On October 6, 1973, the Egyptian and Syrian armies launched a surprise attack on Israel. It was Yom Kippur, the holiest day of the Jewish year, and Eckstein was in shul, in Canada. His first impulse was to get on a plane and volunteer. He had been too young for the Six-Day War. He had declined the paratroopers to go to Yeshiva University. Now was his chance.
“My mother told me that I shouldn’t go – there was nothing I could do to help. Once again, it was Jackson to Eckstein, my parents dismissing my dreams.” If he enlisted, he knew, he would be in the thick of the fighting. Moses’s admonition to the cowardly tribes once again rang in his ears. How could he stand aside while his brothers fought?

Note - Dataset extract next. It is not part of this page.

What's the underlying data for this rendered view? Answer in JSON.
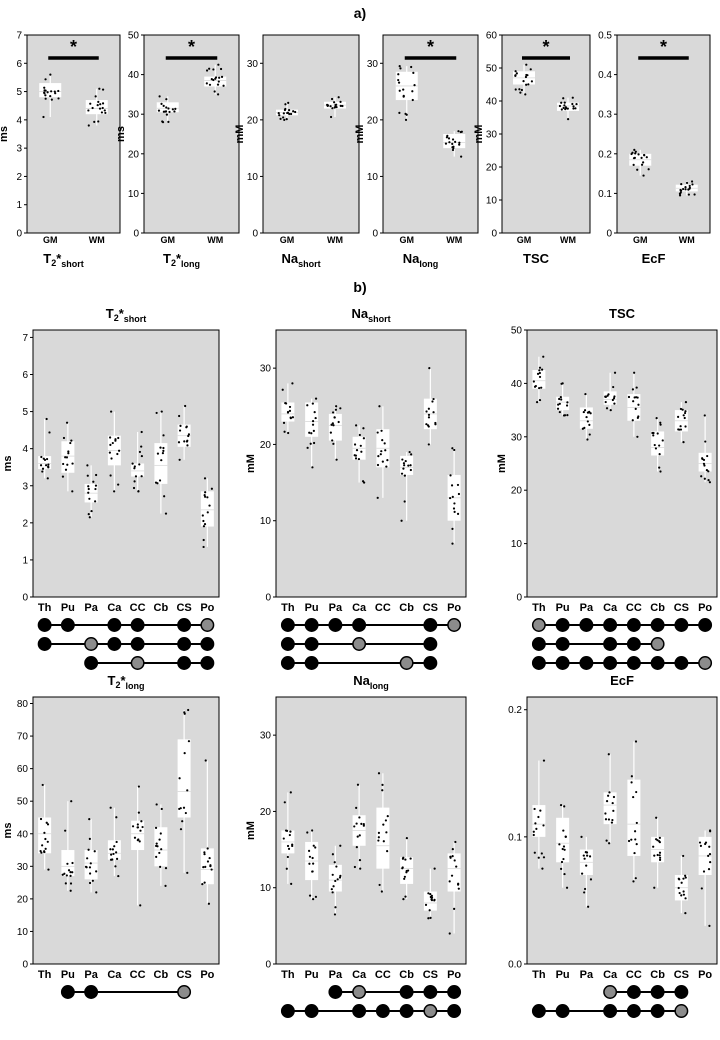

He didn’t know how to fire a gun or drive a tank, but he could play the guitar and sing. A friend who worked for the Israeli Ministry of Education put him in touch with an officer in the Golani infantry brigade. If Yechiel could get himself to Israel, they would organize a tour for him, entertaining troops.
Eckstein’s performances were one-man shows, just him and an acoustic guitar. His first show was for a hospital ward full of badly wounded soldiers. He walked in feeling self-conscious, but his mood lightened when one of the patients called out, “It’s Tom Jones!” and everyone cracked up. He sang a set of Israeli songs, closing with his hit of the previous summer, “Narrow Bridge.” When he finished, one of the soldiers told him he had been thinking of that song when he was guarding a bridge over the Suez Canal.